Helen was wonderfully upfront about the work involved in winning for her. Helen had three previous applications to the New Writers’ Awards that were unsuccessful, and two novels before The Comet Seekers that are hiding in bottom drawers in her house. Helen’s message was perseverance above all things, and, in her case something in her head told her to focus all her efforts on the Scottish Book Trust. The idea of long lists of submissions, rejections, and publications to organise and keep track of just didn’t appeal to her. (A note on this: if you are submitting poems or stories it is a very good idea to keep a spreadsheet record: you don’t want to annoy a publication by sending them something they have already rejected twice; or to have them accept a story or poem only to discover it has already been published elsewhere.)
‘Apply! Apply! Apply!’
The Award package is an impressive one. It’s not just a one-off reward for a good piece of writing; Scottish Book Trust are interested in developing your skills, supporting you as a writer, and bringing your writing goals to fruition. For Helen, the best part of the year was having a year to really, truly, properly think about her goals as a writer surrounded by dozens of people waiting to listen and wanting to help.
Helen’s advice, apart from ‘Apply! Apply! Apply!’ focused on the relationships writers have with agents and publishers. She emphasised the importance of taking feedback and being willing to act of it, but also of knowing when they are trying to change the crux of what your story is about. As difficult as it may be (and it is difficult), if you feel the finished product is too far removed from your original goal or intent, then consider walking away. No matter who the agent or publisher, their view is subjective but it is not personal: Helen is still great friends with a previous agent who couldn’t figure out how to pitch The Comet Seekers.
The final speaker was Lynsey Rogers, Writer Development Co-Ordinator at the Scottish Book Trust. Lynsey was keen to emphasise that the judging panels for each section changes every year and reiterated Helen’s statement that it is incredibly rare to win the first time. To support this, Lynsey presented the simple logic that most of the awardees have some sort of track record which demonstrates their commitment to writing; so the more times you apply, the more comprehensive your application should become.

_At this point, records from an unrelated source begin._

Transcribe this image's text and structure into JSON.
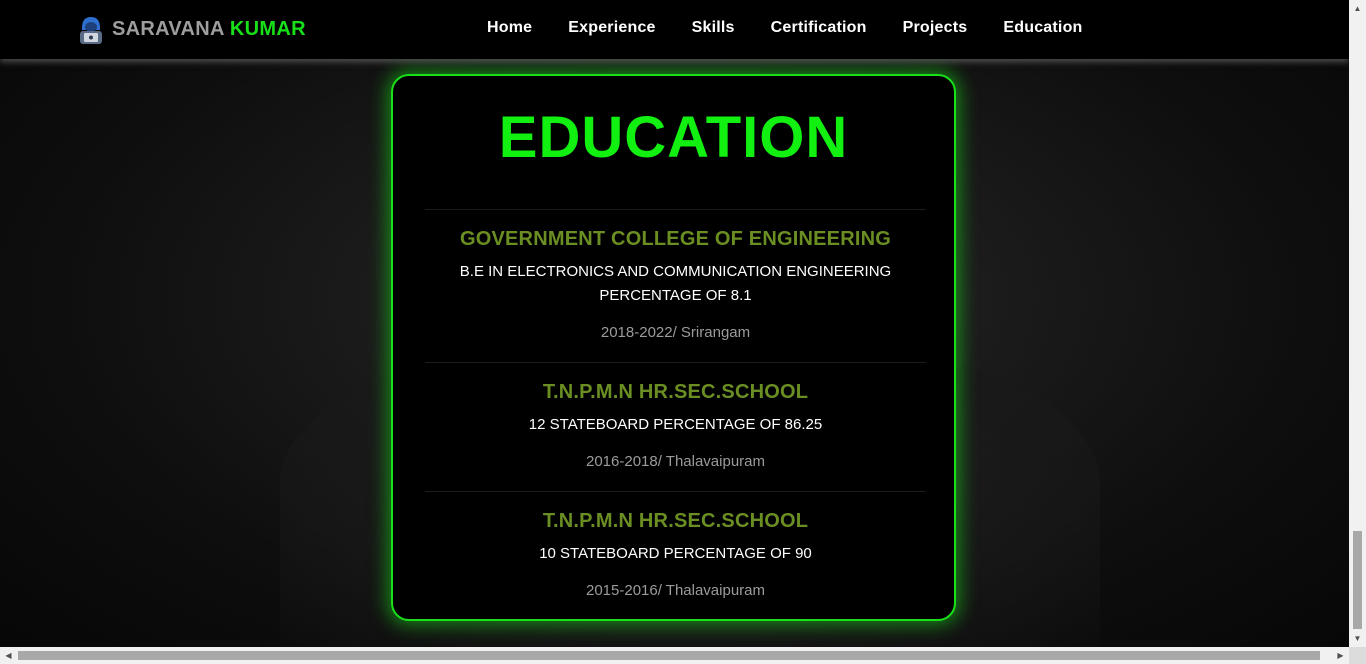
{
  "brand": {
    "first_name": "SARAVANA",
    "last_name": "KUMAR",
    "logo_icon": "hacker-avatar-icon"
  },
  "nav": {
    "items": [
      {
        "label": "Home"
      },
      {
        "label": "Experience"
      },
      {
        "label": "Skills"
      },
      {
        "label": "Certification"
      },
      {
        "label": "Projects"
      },
      {
        "label": "Education"
      }
    ]
  },
  "education": {
    "title": "EDUCATION",
    "entries": [
      {
        "school": "GOVERNMENT COLLEGE OF ENGINEERING",
        "degree_line1": "B.E IN ELECTRONICS AND COMMUNICATION ENGINEERING",
        "degree_line2": "PERCENTAGE OF 8.1",
        "meta": "2018-2022/ Srirangam"
      },
      {
        "school": "T.N.P.M.N HR.SEC.SCHOOL",
        "degree_line1": "12 STATEBOARD PERCENTAGE OF 86.25",
        "meta": "2016-2018/ Thalavaipuram"
      },
      {
        "school": "T.N.P.M.N HR.SEC.SCHOOL",
        "degree_line1": "10 STATEBOARD PERCENTAGE OF 90",
        "meta": "2015-2016/ Thalavaipuram"
      }
    ]
  },
  "colors": {
    "accent_green": "#19e019",
    "school_green": "#6b8e23",
    "brand_grey": "#9e9e9e"
  },
  "scrollbars": {
    "vertical_position_fraction": 0.9,
    "horizontal_position_fraction": 0.0
  }
}
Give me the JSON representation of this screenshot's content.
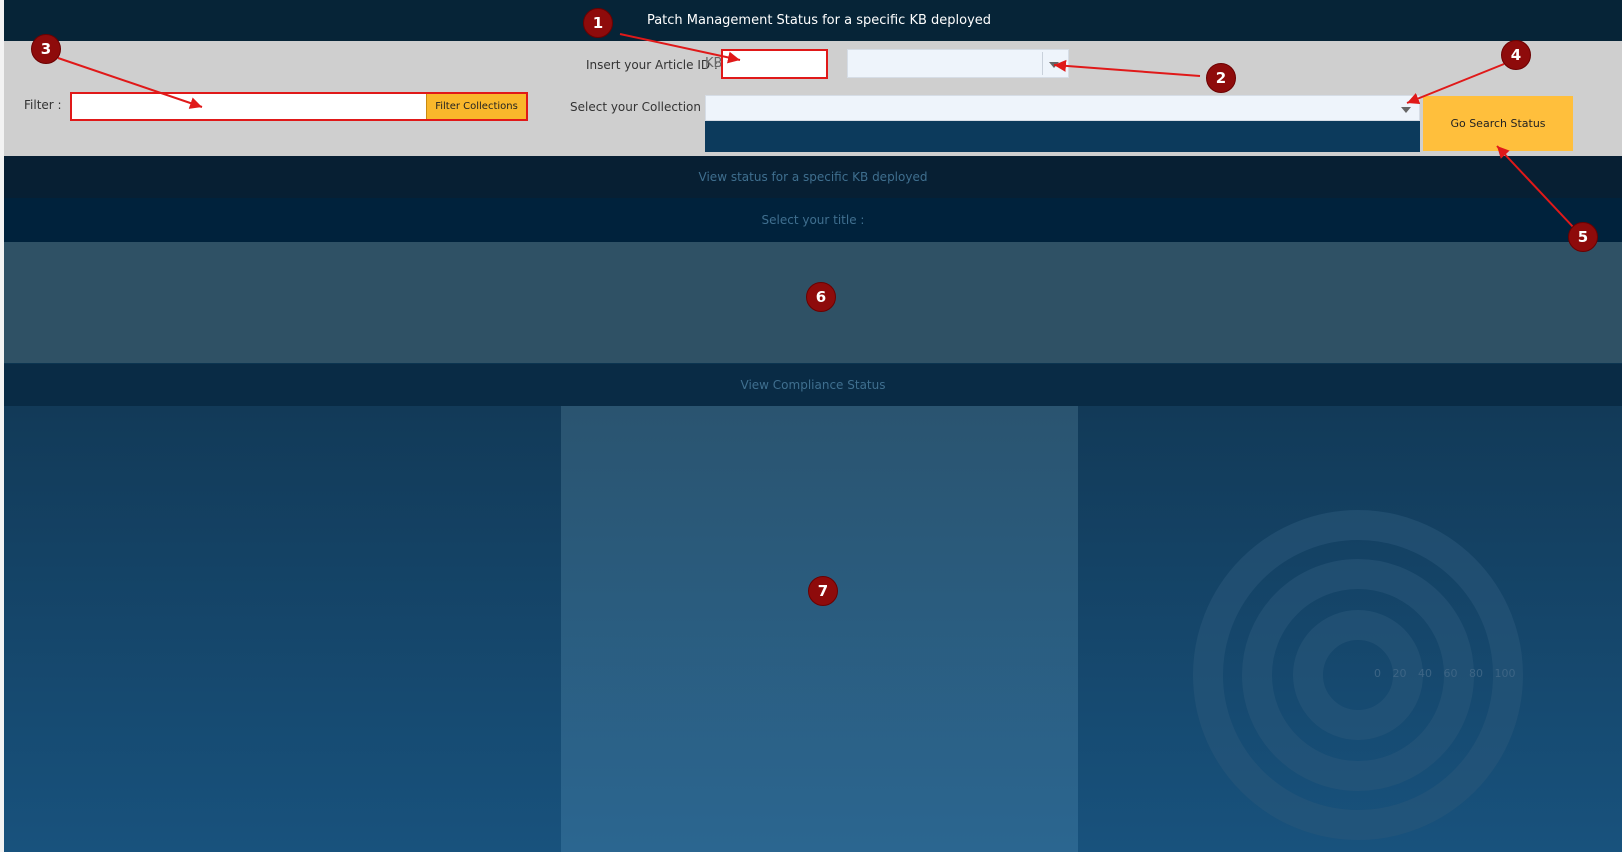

I am never sure how best to word a statement of application and Lynsey provided some excellent advice on this:
Don’t be generic
You are not a school student applying for work experience, so do not blanket bomb every competition, grant, bursary, or residency application with the same letter. Comment on what they are specifically offering and why it is specifically suited to you.
Don’t be ‘quirky’
You need to be focused and professional. Avoid out-and-out crazy/quirky/eccentric as judges may just find it off-putting. Personalise your application with meaningful and honest information and insights about your work.
Attention to detail is important. The Scottish Book Trust want to give their time, money, and energy to the most deserving people. They want to know what you are working on now; that you are not just going to take the money and run into the shadows; they want to invest in you, after all. So tell them how this award will actually benefit you, don’t just fill a half page with vague suggestions. Will it pay for workshops? Train tickets to attend festivals? Paid leave from work? Let them know.
Or, as Helen succinctly summed up:
Why you? Why me? Why now?
To round off the evening, Mairi and Helen both treated the audience to extracts of their work, and answered questions, while we were all invited to help ourselves to a copies of the New Writers’ Sample, Secrets and Confessions, and decidedly jazzy Book Week Scotland bookmarks.
The evening was a great success. With every chair filled and all eyes and ears focused on our guests, the event reaffirmed the importance of the Highland Literary Salon as a hub for writers. With a new committee ready and rearing to go, I can’t wait to be part of its next exciting chapter.